So pretty much Newland Archer is Ted Mosby. He is in love with one woman for his life but marries someone else because of the complications the first woman would create.
There’s a certain type of man who feels like all emotions are charted along legal terms and therefore, as people who who feel can’t be held accountable if in fact he has not declared his love. This novel takes place in “Old New York” a false aristocratic society in which the sins of society has replaced the sins of morality. Newland Archer is trying to be engaged to May, who is a society man’s dream. At least times in this novel, he describes her a “Diana-like” and this connection between May and the goddess emphasizes the respect he feels for her.
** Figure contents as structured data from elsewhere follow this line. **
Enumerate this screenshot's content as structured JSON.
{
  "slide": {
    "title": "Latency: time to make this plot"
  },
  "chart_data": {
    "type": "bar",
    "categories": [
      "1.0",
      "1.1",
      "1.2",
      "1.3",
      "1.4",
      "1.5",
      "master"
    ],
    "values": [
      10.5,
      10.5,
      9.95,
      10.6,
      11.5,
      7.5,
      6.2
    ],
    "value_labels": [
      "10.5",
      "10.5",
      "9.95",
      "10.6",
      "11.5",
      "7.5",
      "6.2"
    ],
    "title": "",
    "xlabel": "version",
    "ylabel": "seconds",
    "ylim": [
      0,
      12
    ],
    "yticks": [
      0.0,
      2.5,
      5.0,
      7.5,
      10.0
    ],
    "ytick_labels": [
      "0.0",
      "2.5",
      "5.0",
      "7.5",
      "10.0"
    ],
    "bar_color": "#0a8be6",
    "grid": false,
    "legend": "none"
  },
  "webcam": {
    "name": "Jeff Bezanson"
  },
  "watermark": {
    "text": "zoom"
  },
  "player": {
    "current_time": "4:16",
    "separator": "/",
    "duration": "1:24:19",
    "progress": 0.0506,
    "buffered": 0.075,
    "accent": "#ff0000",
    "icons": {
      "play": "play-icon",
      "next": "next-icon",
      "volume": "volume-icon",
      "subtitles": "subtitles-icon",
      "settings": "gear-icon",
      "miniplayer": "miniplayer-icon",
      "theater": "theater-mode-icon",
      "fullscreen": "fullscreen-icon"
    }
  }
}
But he wants to bone her cousin, the countess Olenska, who when Newland rebuffed her as young lovers ran off to Europe and married a Count. Now she’s back, trying to get a divorce, clearly a slut according to unwritten rules, and Archer wants some. He becomes infatuated with her, which is not itself a wrong thing, but he continues throughout the novel to pursue her with his heart, if not with his junk. But because he’s a lawyer, and because his feelings are never explicit (except to the Countess), he feels like he’s never done anything wrong. In fact, when his fiance can tell he is having doubts and confronts him about them, what does he do? Suggests they should get married immediately instead of waiting.
Like many men who cheat in this way, he refuses to see his behavior regarding the countess as perfectly ok. But again, he is a married man, and having an unhealthy obsession with a woman you almost married, well you get it.
There’s an implication at the end that had he only been alive decades later, he could have had whatever he wanted.